Anos depois, a maioria dos brasileiros desconhece esse episódio de sua história. Contudo, persistem muitos dos preconceitos fomentados neste período. Em Portugal, a situação não parece ser tão diferente. Apesar de os índices de antissemitismo no país lusitano serem modestos – se comparados a outros países europeus –, ainda assim merecem atenção. Uma pesquisa realizada pela ADL, em 2014, apurou que 21% dos portugueses ainda sustentam opiniões antissemitas, com 49% dos entrevistados afirmando que os judeus falam demais sobre o Holocausto. Recentemente, com o anúncio da proposta de paz entre palestinos e israelenses, feita por Donald Trump, desenhos antissemitas passaram a circular na mídia portuguesa. Um deles, feito pelo cartunista Vasco Gargalo, em novembro de 2019, na revista Sábado, exibe Netanyahu empurrando um caixão com uma bandeira palestina em uma câmara de gás no campo de extermínio em Auschwitz. O cartoon, intitulado “Crematório”, claramente equipara o Estado judeu à Alemanha nazista. Ao ser questionado sobre a obra, Gargalo afirmou que trabalha em prol dos Direitos Humanos e que estava sofrendo violações à sua liberdade de expressão ao ser acusado de antissemitismo.
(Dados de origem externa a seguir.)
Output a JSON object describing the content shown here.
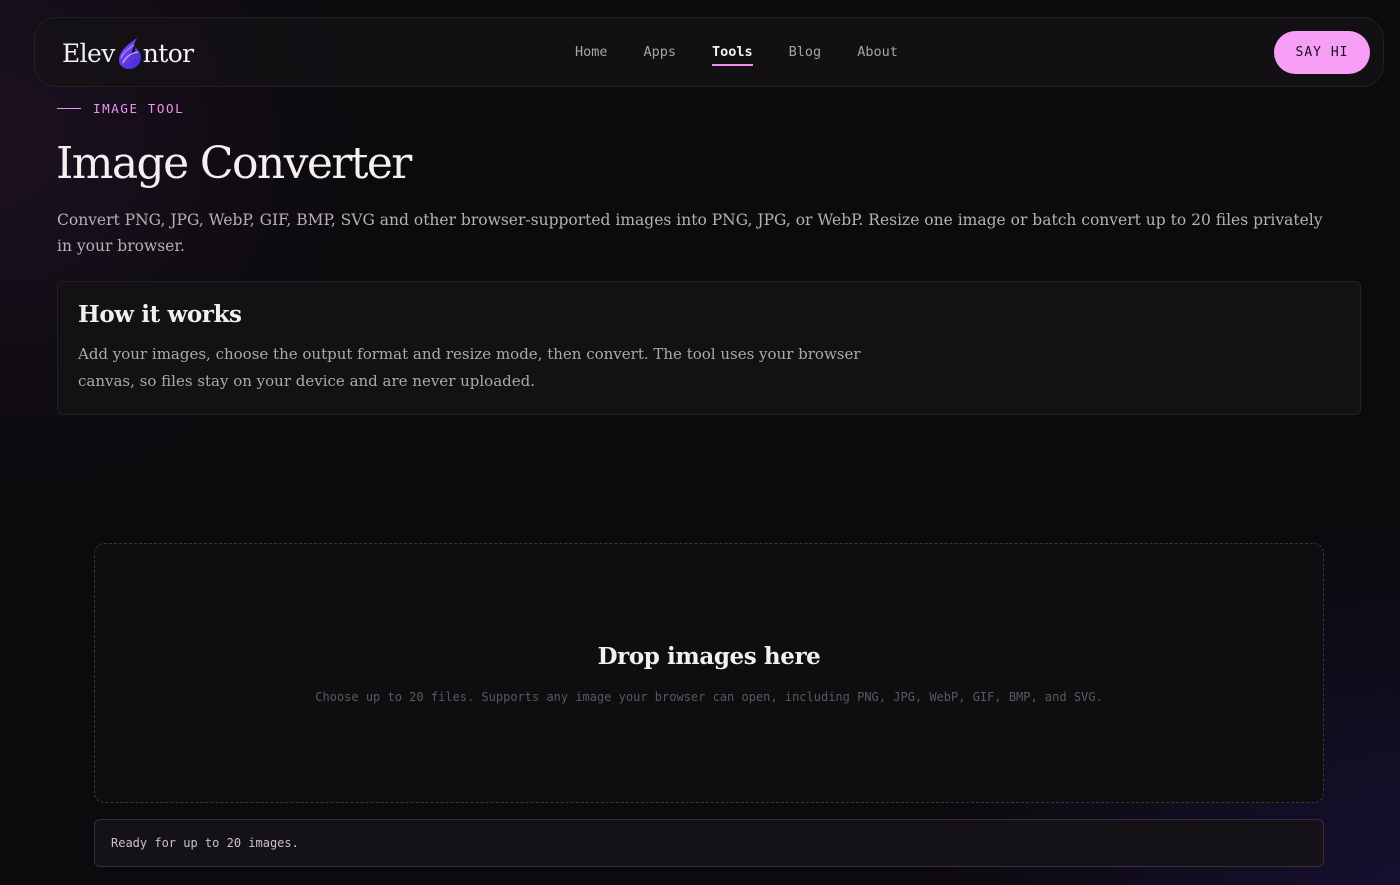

Tudo isso demonstra o quanto o ódio aos judeus é poliglota e ambidestro, manifestando-se de diversas maneiras, em várias línguas e espectros ideológicos; exigindo, portanto, um esforço coletivo para combatê-lo. No caso brasileiro, uma das principais maneiras de fazê-lo é por meio da educação. Muitos brasileiros sabem pouco sobre o Holocausto e desconhecem as complexidades dos conflitos do Oriente Médio, e tentam enquadrar as duas questões em uma visão míope de esquerda e direita.

É preciso deixar claro, por exemplo, que os judeus, como qualquer povo, têm direito à autodeterminação. Logo, o Estado de Israel é tão legítimo quanto qualquer outro, inclusive um futuro Estado palestino, caso venha a existir. Isso, no entanto, não significa que todas as críticas às políticas israelenses são antissemitas; elas o são apenas quando se é imposto ao Estado judeu um padrão que não é aplicado a nenhum outro país. Fala-se muito, e com certa razão, sobre o prolongado controle israelense dos territórios palestinos. Porém, quase nada é dito sobre outras ocupações estrangeiras que existem no mundo e até mesmo no próprio Oriente Médio, como é o caso da parte turca da ilha de Chipre.

Ao mesmo tempo, apoiar Israel em nível internacional não significa necessariamente um empenho no combate ao antissemitismo. Países do leste europeu, como Polônia e Hungria, têm relações cada vez mais estreitas com o governo israelense, mas, de acordo com a ADL, abrigam muita gente com preconceitos aos judeus. Esse, inclusive, é um ponto que tem sido constantemente ressaltado por judeus brasileiros de orientação mais à esquerda.

Nesse sentido, uma sugestão ao governo federal seria a criação de campanhas educativas e de combate ao antissemitismo. Aparentemente, isso não seria um problema, tendo em vista a atual aproximação com Israel na política externa e a defesa da liberdade religiosa como um item prioritário na agenda com organismos internacionais. Nesse sentido, seria necessário buscar um maior diálogo com a comunidade judaica brasileira, em toda a sua pluralidade ideológica, até mesmo com aqueles que fazem oposição a Bolsonaro. Essa, talvez, fosse uma boa tarefa para o Ministério da Mulher, da Família e dos Direitos Humanos, já que lutar contra o ódio aos judeus é, sobretudo, lutar pela democracia e pelos direitos humanos.

Igor Sabino é Bacharel e Mestre em Relações Internacionais pela Universidade Estadual da Paraíba (UEPB), e alumnus do Philos Project Leadership Institute. Realizou trabalhos humanitários em ONGs de Direitos Humanos ligadas à American University of Cairo, no Egito, e pesquisas de campo na Polônia, Israel, Territórios Palestinos, Líbano e Jordânia relacionadas a migrações forçadas e perseguição religiosa.